Homespun wisdom
Wasted energy is a worrying thing. So are there ideas for using fuel more efficiently? We ask around and trawl the web.
Most people agree that exercise is a good thing. The idea for this article came from the fact that our group chairman recently redecorated his city centre flat with all white walls, white, low-line furniture, just a few photographs and designed to make the most of the spectacular views over the city - and then imported an exercise machine that is in the middle of the otherwise very clean, empty, elegant and tasteful living room. Worse, except for some minor updates in styling, the machine is the same as one in the free, always open to residents and reasonably equipped gym just 31 floors (in the lift) below him. We asked him why he bought his own machine and stuck it in the middle of a room that everyone walks into and says "WOW." His answer was enlightening.
"I sit in my study surrounded by computers for up to 16 hours a day.Every day. I almost never go to any of our offices. All my internal comms operate through the internet. If I leave the flat for work, it's usually to go to the airport and then to yet another hotel. I don't own a car so when I go out I usually walk. When I go to a public gym, it's full of people that without realising it make me feel self conscious because I'm a fat old bloke. And for some reason I can't fathom, all the gyms I have tried play dance music or, worse, so called R&B which disturbs the rhythm I want to work at. So I hate them. Hell, you can't even have a sauna in peace and quiet. To use the gym in my building, I have to go through all the same preparation process as if I am going out: I have to change, to put on shoes. In short, I have to put in unproductive, time wasting effort just to do the exercise. But the machine in my living room is always there. When I sit to watch the TV News, it nags at me. So I get up and I spend five minutes or so doing something other than being sedentary. And it's all productive time. Even late at night, when I would usually flake out in the chair and fall asleep in front of the TV, now I get onto the machine and spend ten minutes or so de-stressing the muscles that usually ache from sitting at a computer for so long. So I sleep better. And the machine cost the same as one year's membership to a gym - a gym that history tells me I will go to twice before the factors I hate so much kick in and I don't bother going back. In fact, in the first three days I had it, I used it more than I used a whole year's gym membership last year. And I didn't drive, or get a taxi or even a lift to the gym to do it."

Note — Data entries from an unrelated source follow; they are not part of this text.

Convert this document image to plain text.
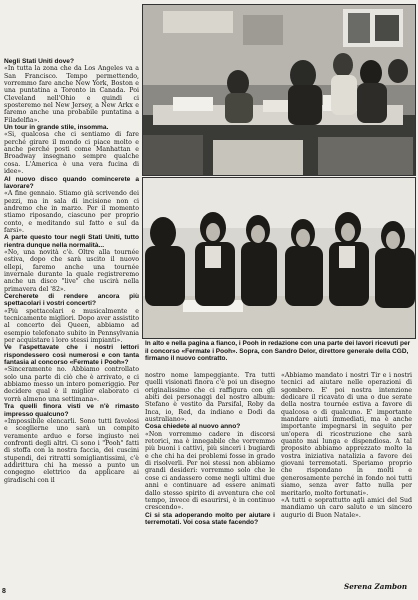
Negli Stati Uniti dove?

«In tutta la zona che da Los Angeles va a San Francisco. Tempo permettendo, vorremmo fare anche New York, Boston e una puntatina a Toronto in Canada. Poi Cleveland nell'Ohio e quindi ci sposteremo nel New Jersey, a New Arkx e faremo anche una probabile puntatina a Filadelfia».

Un tour in grande stile, insomma.

«Si, qualcosa che ci sentiamo di fare perché girare il mondo ci piace molto e anche perché posti come Manhattan e Broadway insegnano sempre qualche cosa. L'America è una vera fucina di idee».

Al nuovo disco quando comincerete a lavorare?

«A fine gennaio. Stiamo già scrivendo dei pezzi, ma in sala di incisione non ci andremo che in marzo. Per il momento stiamo riposando, ciascuno per proprio conto, e meditando sul fatto e sul da farsi».

A parte questo tour negli Stati Uniti, tutto rientra dunque nella normalità...

«No, una novità c'è. Oltre alla tournée estiva, dopo che sarà uscito il nuovo ellepi, faremo anche una tournée invernale durante la quale registreremo anche un disco "live" che uscirà nella primavera del '82».

Cercherete di rendere ancora più spettacolari i vostri concerti?

«Più spettacolari e musicalmente e tecnicamente migliori. Dopo aver assistito al concerto dei Queen, abbiamo ad esempio telefonato subito in Pennsylvania per acquistare i loro stessi impianti».

Ve l'aspettavate che i nostri lettori rispondessero così numerosi e con tanta fantasia al concorso «Fermate i Pooh»?

«Sinceramente no. Abbiamo controllato solo una parte di ciò che è arrivato, e ci abbiamo messo un intero pomeriggio. Per decidere qual è il miglior elaborato ci vorrà almeno una settimana».

Tra quelli finora visti ve n'è rimasto impresso qualcuno?

«Impossibile elencarli. Sono tutti favolosi e sceglierne uno sarà un compito veramente arduo e forse ingiusto nei confronti degli altri. Ci sono i "Pooh" fatti di stoffa con la nostra faccia, dei cuscini stupendi, dei ritratti somigliantissimi, c'è addirittura chi ha messo a punto un congegno elettrico da applicare ai giradischi con il

In alto e nella pagina a fianco, i Pooh in redazione con una parte dei lavori ricevuti per il concorso «Fermate i Pooh». Sopra, con Sandro Delor, direttore generale della CGD, firmano il nuovo contratto.

nostro nome lampeggiante. Tra tutti quelli visionati finora c'è poi un disegno originalissimo che ci raffigura con gli abiti dei personaggi del nostro album: Stefano è vestito da Parsifal, Roby da Inca, io, Red, da indiano e Dodi da australiano».

Cosa chiedete al nuovo anno?

«Non vorremmo cadere in discorsi retorici, ma è innegabile che vorremmo più buoni i cattivi, più sinceri i bugiardi e che chi ha dei problemi fosse in grado di risolverli. Per noi stessi non abbiamo grandi desideri: vorremmo solo che le cose ci andassero come negli ultimi due anni e continuare ad essere animati dallo stesso spirito di avventura che col tempo, invece di esaurirsi, è in continuo crescendo».

Ci si sta adoperando molto per aiutare i terremotati. Voi cosa state facendo?

«Abbiamo mandato i nostri Tir e i nostri tecnici ad aiutare nelle operazioni di sgombero. E' poi nostra intenzione dedicare il ricavato di una o due serate della nostra tournée estiva a favore di qualcosa o di qualcuno. E' importante mandare aiuti immediati, ma è anche importante impegnarsi in seguito per un'opera di ricostruzione che sarà quanto mai lunga e dispendiosa. A tal proposito abbiamo apprezzato molto la vostra iniziativa natalizia a favore dei giovani terremotati. Speriamo proprio che rispondano in molti e generosamente perché in fondo noi tutti siamo, senza aver fatto nulla per meritarlo, molto fortunati».

«A tutti e soprattutto agli amici del Sud mandiamo un caro saluto e un sincero augurio di Buon Natale».

Serena Zambon
8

So we polled around the office and asked for comments about how people view "fitness centres"
"Why are people willing to share an exercise machine but not a car?"
"Duh! Get in car, drive one kilometre to gym, spend five minutes driving in circles looking for car park, moan that it's a long walk from the car to the gym, get to gym, change, find someone is using all the machines you want, use something else for half an hour, get fed up, shower, leave, drive one km home in a traffic jam. Stop off for coffee and cake to cheer youself up. Why not just go for a walk?"
"none of us drive to work in KL: we all pay extra to live in the city within ten minutes' walk of the office. It works out cheaper to do that than to own a car and it's cheaper to take a taxi to most places in the city than to park a car anyway."
"Drive? In London? You have to be mad or very rich to have the convenience of a car in central London these days. So I walk - briskly - three km to work and back and then I don't need to go to the gym."
"Exercise bike? I have one. I use it to cycle the seven km to the office each day."
"Why do fitness centres use so much air con?"
We decided that others may have something to say on this - so we looked at the internet. All copyrights are acknowledged!
"Buy a bicycle, ride to the gym, check it's still there, ride back home. Same effect, more scenery. "
"Reminds me of the irony of the treadmills. Why would someone need to use energy in order to expend energy?""This reminds me of how my wife, a marathon runner, complains when she has to park 30 feet away from where she's going."
"I once watched a moving company lift a gym worth of weights up a flight of stairs. It seemed very strange that the people going there for exercise weren't willing to do the lifting."